In days when the practice of infant baptism was not controversial in the Christian church, Augustine used the practice to make an important point against the Pelagians, –who also practice infant baptism – the Pelagians, those who had corrupted the message of God’s grace to helpless sinners into a message of self-help and self-salvation. It is infant baptism, Augustine said, that provides a perfect picture of what salvation is and how it comes to men. The baby does not walk into church and demand to be baptized. He is carried in arms. He is unknowing. He is helpless. He is done for; he does not do anything. The kingdom of heaven belongs to him precisely because anyone and everyone who enters the kingdom of heaven is, as the infant being baptized, carried in God’s arms. The baby like anyone else who becomes a Christian does so because he is overcome by God’s power. Anyone who comes to Christ finds and later confesses that his mind was changed, his heart was warmed, his will was turned not by his own power, not by his own doing, but by the Holy Spirit working in him.
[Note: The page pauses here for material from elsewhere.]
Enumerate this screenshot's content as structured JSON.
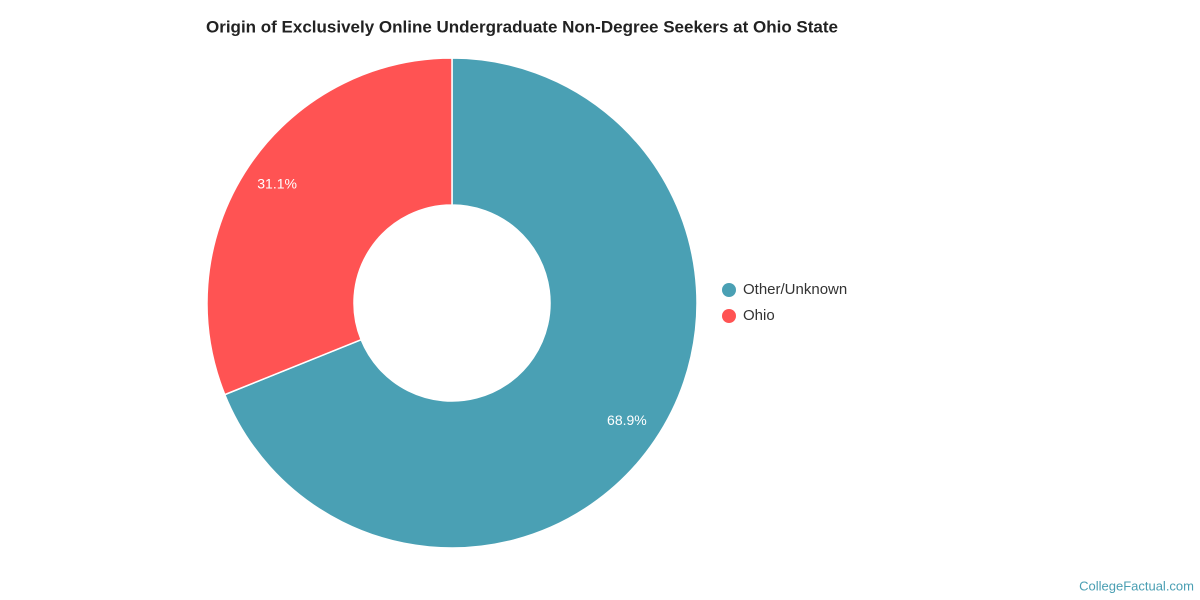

And if it is God’s grace and God’s work, it can be done, it may as well be done, in a little child as effectively as it is done in the case of a man or woman converted from the unbelieving world. It is the little child, the baby, Augustine said, who is the picture of every Christian. And every true Christian knows it and sees himself or herself in the helpless infant who is baptized; upon whose head is sprinkled the water that signifies and seals the cleansing from sin that comes from the death and resurrection of Jesus Christ.
Indeed, it is not too much to say that any real Christian will immediately understand the Lord’s comparison and see himself or herself in those helpless babes that were brought to Jesus that he might bless them. Holy Spirit, we pray, bring us to Jesus that he might bless us, for we cannot get to where he is unless you carry us there. And we cannot have his blessing unless he consent to place his hand upon us. And we will not have the Father’s welcome into the courts of everlasting day unless the Lord Jesus himself prays for us.